The research raises a lot of questions for me beyond the linguistic questions. For example, what kinds of practices or traditions do they have around death and dying? Fear of death is often cited as the genesis of religious belief.
May 8th, 2007 at 9:16 pm
Vicki, I’m glad that the linguists have traveled to the Amazon to check out Everett’s claims about the Piraha, because these claims sound suspicious. They contradict much of what many people have thought about human cognition and language. If what Everett writes is true, these are people who not only wouldn’t have much to say, but couldn’t. It’s hard to imagine a culture lacking abstract discussion of some sort, except for a primitive culture, but Everett rules that one out.

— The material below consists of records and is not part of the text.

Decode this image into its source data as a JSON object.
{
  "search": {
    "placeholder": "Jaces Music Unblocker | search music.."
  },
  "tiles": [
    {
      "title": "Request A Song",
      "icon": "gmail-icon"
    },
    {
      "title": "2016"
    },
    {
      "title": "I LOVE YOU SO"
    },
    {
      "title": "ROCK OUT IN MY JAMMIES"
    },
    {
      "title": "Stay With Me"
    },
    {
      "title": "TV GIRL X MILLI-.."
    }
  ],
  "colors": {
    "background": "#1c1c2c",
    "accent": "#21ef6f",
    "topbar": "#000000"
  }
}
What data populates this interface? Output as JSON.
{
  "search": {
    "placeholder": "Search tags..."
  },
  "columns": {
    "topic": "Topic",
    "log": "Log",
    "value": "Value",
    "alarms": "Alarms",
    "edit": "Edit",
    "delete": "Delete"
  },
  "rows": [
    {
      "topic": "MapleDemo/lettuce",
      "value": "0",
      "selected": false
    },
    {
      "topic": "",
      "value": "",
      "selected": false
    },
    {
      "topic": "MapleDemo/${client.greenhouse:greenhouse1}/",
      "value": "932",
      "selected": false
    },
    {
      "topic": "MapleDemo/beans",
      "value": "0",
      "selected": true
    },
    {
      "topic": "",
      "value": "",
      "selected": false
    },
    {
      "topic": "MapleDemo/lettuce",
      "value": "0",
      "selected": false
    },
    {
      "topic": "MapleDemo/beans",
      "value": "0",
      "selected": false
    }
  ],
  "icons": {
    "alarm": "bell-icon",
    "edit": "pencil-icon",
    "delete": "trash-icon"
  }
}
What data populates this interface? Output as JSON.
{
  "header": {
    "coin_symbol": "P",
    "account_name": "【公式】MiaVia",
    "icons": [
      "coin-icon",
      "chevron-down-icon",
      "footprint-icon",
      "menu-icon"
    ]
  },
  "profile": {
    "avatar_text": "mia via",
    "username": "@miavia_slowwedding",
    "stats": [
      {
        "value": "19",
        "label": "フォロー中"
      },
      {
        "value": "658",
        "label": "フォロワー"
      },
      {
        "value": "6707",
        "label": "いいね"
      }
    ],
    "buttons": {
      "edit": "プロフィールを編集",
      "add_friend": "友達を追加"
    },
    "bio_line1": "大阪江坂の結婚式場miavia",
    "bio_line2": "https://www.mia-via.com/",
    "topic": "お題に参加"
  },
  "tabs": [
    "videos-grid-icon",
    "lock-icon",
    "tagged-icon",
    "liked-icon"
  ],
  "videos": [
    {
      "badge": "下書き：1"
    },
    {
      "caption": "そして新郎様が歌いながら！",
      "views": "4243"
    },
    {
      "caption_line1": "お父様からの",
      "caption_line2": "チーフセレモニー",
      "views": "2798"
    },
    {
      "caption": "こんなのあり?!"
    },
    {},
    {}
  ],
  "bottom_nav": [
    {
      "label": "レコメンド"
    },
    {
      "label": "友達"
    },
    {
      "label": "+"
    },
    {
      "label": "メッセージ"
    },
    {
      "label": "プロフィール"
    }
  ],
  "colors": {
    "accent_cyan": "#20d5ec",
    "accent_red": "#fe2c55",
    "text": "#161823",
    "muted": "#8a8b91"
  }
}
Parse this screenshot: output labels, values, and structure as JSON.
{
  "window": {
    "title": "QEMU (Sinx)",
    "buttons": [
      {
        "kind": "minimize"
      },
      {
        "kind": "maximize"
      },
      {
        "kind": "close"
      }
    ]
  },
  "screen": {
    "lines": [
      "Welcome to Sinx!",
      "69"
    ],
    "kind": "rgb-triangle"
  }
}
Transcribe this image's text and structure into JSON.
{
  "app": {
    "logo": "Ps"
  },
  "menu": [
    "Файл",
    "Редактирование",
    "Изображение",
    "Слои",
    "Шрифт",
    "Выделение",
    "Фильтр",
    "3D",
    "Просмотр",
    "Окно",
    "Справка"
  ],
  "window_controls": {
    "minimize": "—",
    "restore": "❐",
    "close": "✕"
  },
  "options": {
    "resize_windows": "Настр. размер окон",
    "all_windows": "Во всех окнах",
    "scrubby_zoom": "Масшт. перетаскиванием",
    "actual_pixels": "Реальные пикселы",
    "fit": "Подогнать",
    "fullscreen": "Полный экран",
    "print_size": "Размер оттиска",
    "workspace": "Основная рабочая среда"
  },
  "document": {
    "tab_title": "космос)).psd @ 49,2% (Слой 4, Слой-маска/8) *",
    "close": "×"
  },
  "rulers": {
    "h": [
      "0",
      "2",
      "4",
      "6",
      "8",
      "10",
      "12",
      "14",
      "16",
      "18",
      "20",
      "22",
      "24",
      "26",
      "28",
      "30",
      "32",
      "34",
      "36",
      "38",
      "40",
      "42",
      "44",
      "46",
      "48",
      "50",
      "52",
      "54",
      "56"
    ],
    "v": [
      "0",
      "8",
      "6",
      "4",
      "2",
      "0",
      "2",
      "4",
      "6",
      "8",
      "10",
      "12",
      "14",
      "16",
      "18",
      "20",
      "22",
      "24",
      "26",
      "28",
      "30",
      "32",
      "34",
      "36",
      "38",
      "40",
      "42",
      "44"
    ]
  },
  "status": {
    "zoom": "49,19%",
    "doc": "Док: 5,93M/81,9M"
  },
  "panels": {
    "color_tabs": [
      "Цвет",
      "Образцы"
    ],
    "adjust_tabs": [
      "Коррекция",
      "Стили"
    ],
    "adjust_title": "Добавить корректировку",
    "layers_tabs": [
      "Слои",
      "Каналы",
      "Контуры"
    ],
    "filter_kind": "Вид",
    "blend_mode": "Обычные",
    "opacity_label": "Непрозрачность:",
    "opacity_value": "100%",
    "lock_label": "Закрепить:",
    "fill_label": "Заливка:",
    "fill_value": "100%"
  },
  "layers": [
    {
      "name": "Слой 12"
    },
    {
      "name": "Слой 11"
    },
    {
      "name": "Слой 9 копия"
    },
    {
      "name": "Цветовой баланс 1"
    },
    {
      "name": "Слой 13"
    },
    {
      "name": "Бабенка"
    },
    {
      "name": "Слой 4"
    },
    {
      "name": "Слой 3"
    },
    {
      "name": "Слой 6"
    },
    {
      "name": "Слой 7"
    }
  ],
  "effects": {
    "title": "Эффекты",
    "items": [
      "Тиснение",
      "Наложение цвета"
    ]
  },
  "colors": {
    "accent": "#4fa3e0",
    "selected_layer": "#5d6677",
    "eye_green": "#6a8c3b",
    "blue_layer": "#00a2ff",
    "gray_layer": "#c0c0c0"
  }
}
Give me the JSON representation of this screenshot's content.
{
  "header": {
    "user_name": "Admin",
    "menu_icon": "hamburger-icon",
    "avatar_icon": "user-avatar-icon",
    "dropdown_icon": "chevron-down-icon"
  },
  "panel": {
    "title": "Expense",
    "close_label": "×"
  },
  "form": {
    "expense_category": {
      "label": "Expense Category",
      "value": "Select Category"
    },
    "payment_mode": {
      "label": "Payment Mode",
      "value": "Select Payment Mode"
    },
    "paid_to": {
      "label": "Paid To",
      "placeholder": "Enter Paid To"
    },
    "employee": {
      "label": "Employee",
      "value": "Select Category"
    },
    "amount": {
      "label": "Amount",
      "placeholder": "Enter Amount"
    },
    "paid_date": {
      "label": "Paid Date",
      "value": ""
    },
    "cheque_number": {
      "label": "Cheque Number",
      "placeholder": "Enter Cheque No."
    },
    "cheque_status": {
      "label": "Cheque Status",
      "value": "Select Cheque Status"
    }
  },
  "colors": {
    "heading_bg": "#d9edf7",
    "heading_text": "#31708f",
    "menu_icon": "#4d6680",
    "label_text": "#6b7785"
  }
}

I could imagine a primitive culture lacking abstract thought. But mythology?? Your post is making my brain ache.
And then Everett says that the Piraha converted him to a “scientific world view,” as though scientists don’t immerse themselves in abstract thinking. Like I said, my brain hurts. It will be interesting to see if Everett missed some important cues. I’ll wait to hear the full report from all those linguists.